What’s the biggest opportunity you see for impact in your work?
Our work at ASTHO has many opportunities for impact. We are privileged to work with all states, territories, and freely-associated state members. Our direct connection to the governmental agencies responsible for the public’s health in these 59 jurisdictions gives us access to health leaders nationwide and the opportunity to impact policy and practice across the country. As we develop public health leadership, share best practices, promote learning between states, advocate for public health improvement and investments in core public health services, ASTHO is well positioned to have direct influence and impact on health status nationwide. Our work prepares and supports state and territorial health agencies to do great things!
What’s the number one thing public health can improve on?

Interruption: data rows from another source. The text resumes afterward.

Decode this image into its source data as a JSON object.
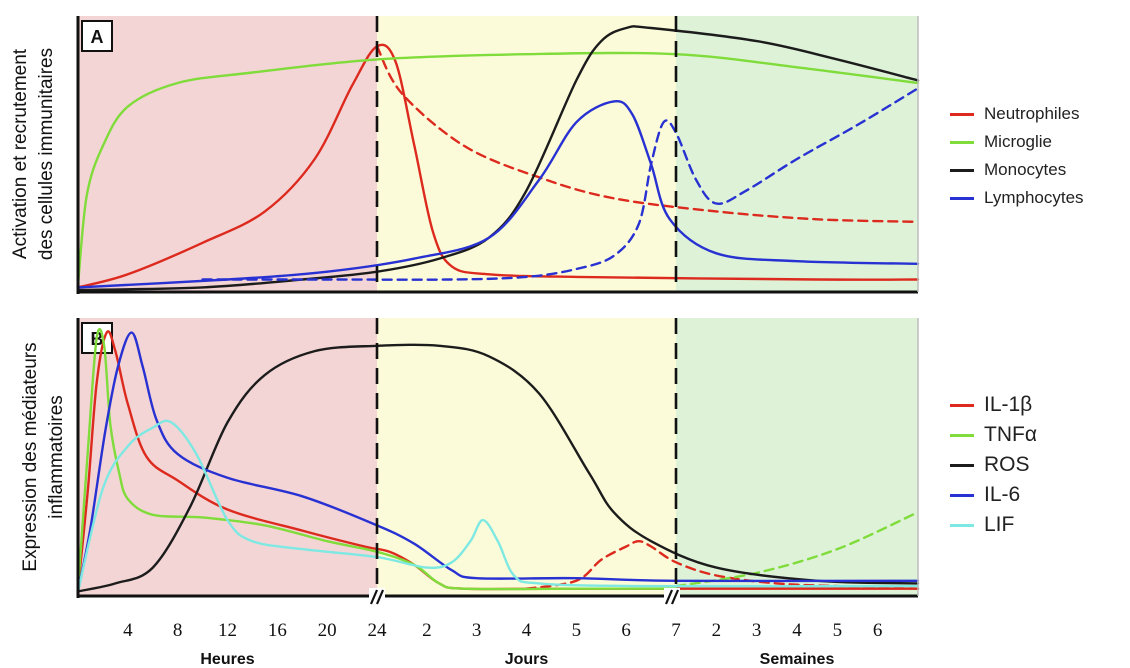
{
  "chart_data": [
    {
      "panel_label": "A",
      "type": "line",
      "ylabel": "Activation et recrutement des cellules immunitaires",
      "x_segments": [
        {
          "label": "Heures",
          "ticks": [
            4,
            8,
            12,
            16,
            20,
            24
          ]
        },
        {
          "label": "Jours",
          "ticks": [
            2,
            3,
            4,
            5,
            6,
            7
          ]
        },
        {
          "label": "Semaines",
          "ticks": [
            2,
            3,
            4,
            5,
            6
          ]
        }
      ],
      "background_colors": {
        "Heures": "#f3d5d5",
        "Jours": "#fcfbd9",
        "Semaines": "#ddf2d7"
      },
      "series": [
        {
          "name": "Neutrophiles",
          "color": "#dd2a1e",
          "style": "solid",
          "points": [
            [
              0,
              0.01
            ],
            [
              4,
              0.06
            ],
            [
              10,
              0.18
            ],
            [
              15,
              0.3
            ],
            [
              19,
              0.5
            ],
            [
              22,
              0.78
            ],
            [
              24,
              0.93
            ],
            [
              25.5,
              0.87
            ],
            [
              27,
              0.55
            ],
            [
              28.5,
              0.22
            ],
            [
              30,
              0.09
            ],
            [
              33,
              0.06
            ],
            [
              40,
              0.05
            ],
            [
              55,
              0.04
            ],
            [
              60,
              0.04
            ]
          ]
        },
        {
          "name": "Neutrophiles",
          "color": "#dd2a1e",
          "style": "dashed",
          "points": [
            [
              24,
              0.93
            ],
            [
              26,
              0.75
            ],
            [
              31,
              0.55
            ],
            [
              37,
              0.43
            ],
            [
              43,
              0.35
            ],
            [
              50,
              0.3
            ],
            [
              55,
              0.27
            ],
            [
              60,
              0.26
            ]
          ]
        },
        {
          "name": "Microglie",
          "color": "#7fdc3a",
          "style": "solid",
          "points": [
            [
              0,
              0.02
            ],
            [
              0.7,
              0.36
            ],
            [
              2,
              0.55
            ],
            [
              4,
              0.7
            ],
            [
              8,
              0.79
            ],
            [
              14,
              0.83
            ],
            [
              24,
              0.88
            ],
            [
              36,
              0.9
            ],
            [
              48,
              0.9
            ],
            [
              54,
              0.85
            ],
            [
              60,
              0.79
            ]
          ]
        },
        {
          "name": "Monocytes",
          "color": "#1c1c1c",
          "style": "solid",
          "points": [
            [
              0,
              0
            ],
            [
              10,
              0.01
            ],
            [
              18,
              0.04
            ],
            [
              24,
              0.07
            ],
            [
              29,
              0.12
            ],
            [
              33,
              0.2
            ],
            [
              36,
              0.38
            ],
            [
              40,
              0.8
            ],
            [
              42,
              0.95
            ],
            [
              44,
              1.0
            ],
            [
              46,
              1.0
            ],
            [
              52,
              0.95
            ],
            [
              56,
              0.88
            ],
            [
              60,
              0.8
            ]
          ]
        },
        {
          "name": "Lymphocytes",
          "color": "#2831d2",
          "style": "solid",
          "points": [
            [
              0,
              0.01
            ],
            [
              12,
              0.04
            ],
            [
              20,
              0.07
            ],
            [
              27,
              0.12
            ],
            [
              33,
              0.2
            ],
            [
              37,
              0.42
            ],
            [
              40,
              0.64
            ],
            [
              43,
              0.72
            ],
            [
              44.5,
              0.67
            ],
            [
              46,
              0.48
            ],
            [
              47.5,
              0.27
            ],
            [
              50,
              0.14
            ],
            [
              54,
              0.11
            ],
            [
              60,
              0.1
            ]
          ]
        },
        {
          "name": "Lymphocytes",
          "color": "#2831d2",
          "style": "dashed",
          "points": [
            [
              10,
              0.04
            ],
            [
              20,
              0.04
            ],
            [
              30,
              0.04
            ],
            [
              36,
              0.05
            ],
            [
              40,
              0.08
            ],
            [
              43,
              0.13
            ],
            [
              45,
              0.25
            ],
            [
              46,
              0.48
            ],
            [
              47,
              0.64
            ],
            [
              48,
              0.6
            ],
            [
              49,
              0.42
            ],
            [
              50,
              0.33
            ],
            [
              51.5,
              0.38
            ],
            [
              54,
              0.5
            ],
            [
              57,
              0.63
            ],
            [
              60,
              0.77
            ]
          ]
        }
      ],
      "legend": [
        "Neutrophiles",
        "Microglie",
        "Monocytes",
        "Lymphocytes"
      ],
      "legend_colors": [
        "#dd2a1e",
        "#7fdc3a",
        "#1c1c1c",
        "#2831d2"
      ]
    },
    {
      "panel_label": "B",
      "type": "line",
      "ylabel": "Expression des médiateurs inflammatoires",
      "x_segments": [
        {
          "label": "Heures",
          "ticks": [
            4,
            8,
            12,
            16,
            20,
            24
          ]
        },
        {
          "label": "Jours",
          "ticks": [
            2,
            3,
            4,
            5,
            6,
            7
          ]
        },
        {
          "label": "Semaines",
          "ticks": [
            2,
            3,
            4,
            5,
            6
          ]
        }
      ],
      "background_colors": {
        "Heures": "#f3d5d5",
        "Jours": "#fcfbd9",
        "Semaines": "#ddf2d7"
      },
      "series": [
        {
          "name": "IL-1β",
          "color": "#dd2a1e",
          "style": "solid",
          "points": [
            [
              0,
              0.02
            ],
            [
              0.8,
              0.4
            ],
            [
              1.5,
              0.8
            ],
            [
              2.3,
              0.99
            ],
            [
              3,
              0.92
            ],
            [
              4,
              0.72
            ],
            [
              5.5,
              0.52
            ],
            [
              8,
              0.43
            ],
            [
              12,
              0.32
            ],
            [
              18,
              0.24
            ],
            [
              23,
              0.18
            ],
            [
              25,
              0.16
            ],
            [
              27,
              0.11
            ],
            [
              29,
              0.04
            ],
            [
              31,
              0.02
            ],
            [
              40,
              0.02
            ],
            [
              60,
              0.02
            ]
          ]
        },
        {
          "name": "IL-1β",
          "color": "#dd2a1e",
          "style": "dashed",
          "points": [
            [
              36,
              0.02
            ],
            [
              40,
              0.05
            ],
            [
              42,
              0.13
            ],
            [
              44,
              0.18
            ],
            [
              45,
              0.2
            ],
            [
              46,
              0.18
            ],
            [
              48,
              0.12
            ],
            [
              50,
              0.07
            ],
            [
              53,
              0.04
            ],
            [
              56,
              0.03
            ],
            [
              60,
              0.02
            ]
          ]
        },
        {
          "name": "TNFα",
          "color": "#7fdc3a",
          "style": "solid",
          "points": [
            [
              0,
              0.02
            ],
            [
              0.8,
              0.55
            ],
            [
              1.5,
              0.97
            ],
            [
              2.1,
              0.94
            ],
            [
              2.6,
              0.64
            ],
            [
              3.3,
              0.46
            ],
            [
              4,
              0.36
            ],
            [
              6,
              0.3
            ],
            [
              10,
              0.29
            ],
            [
              15,
              0.26
            ],
            [
              20,
              0.2
            ],
            [
              24,
              0.16
            ],
            [
              27,
              0.11
            ],
            [
              29,
              0.04
            ],
            [
              31,
              0.02
            ],
            [
              40,
              0.02
            ],
            [
              48,
              0.02
            ]
          ]
        },
        {
          "name": "TNFα",
          "color": "#7fdc3a",
          "style": "dashed",
          "points": [
            [
              48,
              0.03
            ],
            [
              52,
              0.08
            ],
            [
              56,
              0.17
            ],
            [
              60,
              0.31
            ]
          ]
        },
        {
          "name": "ROS",
          "color": "#1c1c1c",
          "style": "solid",
          "points": [
            [
              0,
              0.01
            ],
            [
              3,
              0.04
            ],
            [
              6,
              0.1
            ],
            [
              9,
              0.33
            ],
            [
              12,
              0.65
            ],
            [
              15,
              0.83
            ],
            [
              19,
              0.92
            ],
            [
              24,
              0.94
            ],
            [
              29,
              0.94
            ],
            [
              33,
              0.9
            ],
            [
              37,
              0.76
            ],
            [
              41,
              0.46
            ],
            [
              43,
              0.31
            ],
            [
              46,
              0.2
            ],
            [
              50,
              0.1
            ],
            [
              55,
              0.05
            ],
            [
              60,
              0.04
            ]
          ]
        },
        {
          "name": "IL-6",
          "color": "#2831d2",
          "style": "solid",
          "points": [
            [
              0,
              0.01
            ],
            [
              1,
              0.25
            ],
            [
              2.2,
              0.62
            ],
            [
              3.2,
              0.86
            ],
            [
              4.3,
              0.99
            ],
            [
              5.2,
              0.86
            ],
            [
              6.3,
              0.66
            ],
            [
              8,
              0.53
            ],
            [
              12,
              0.44
            ],
            [
              18,
              0.37
            ],
            [
              24,
              0.26
            ],
            [
              27,
              0.19
            ],
            [
              30,
              0.09
            ],
            [
              32,
              0.06
            ],
            [
              40,
              0.06
            ],
            [
              48,
              0.05
            ],
            [
              60,
              0.05
            ]
          ]
        },
        {
          "name": "LIF",
          "color": "#7ee8e2",
          "style": "solid",
          "points": [
            [
              0,
              0.01
            ],
            [
              2,
              0.4
            ],
            [
              4,
              0.56
            ],
            [
              6,
              0.63
            ],
            [
              7.5,
              0.65
            ],
            [
              9.5,
              0.53
            ],
            [
              12,
              0.28
            ],
            [
              14,
              0.2
            ],
            [
              18,
              0.17
            ],
            [
              24,
              0.14
            ],
            [
              28,
              0.1
            ],
            [
              30,
              0.12
            ],
            [
              31.5,
              0.2
            ],
            [
              32.5,
              0.28
            ],
            [
              33.7,
              0.2
            ],
            [
              35,
              0.07
            ],
            [
              37,
              0.04
            ],
            [
              45,
              0.03
            ],
            [
              60,
              0.03
            ]
          ]
        }
      ],
      "legend": [
        "IL-1β",
        "TNFα",
        "ROS",
        "IL-6",
        "LIF"
      ],
      "legend_colors": [
        "#dd2a1e",
        "#7fdc3a",
        "#1c1c1c",
        "#2831d2",
        "#7ee8e2"
      ]
    }
  ]
}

We talk to ourselves too much and wring our hands because “no one understands us.” We have to stop engaging only those we know in conversations about health and reach out farther to make connections to new partners in the public health system. This means truly practicing what we preach when it comes to “health in all policies.” Instead of getting others to think like us, we have to think like others and walk a mile in their shoes. Why would housing agencies want to work with us? Why would health care delivery systems want to work with us? Do we know their language, do we understand their incentives and pain points? Do we know enough about them to help them solve their problems while also advancing our public health priorities? I think this is the crucial challenge for public health – how to move beyond conversations with each other and widen the circle to understand the perspectives and experience of others that might also have an impact on health.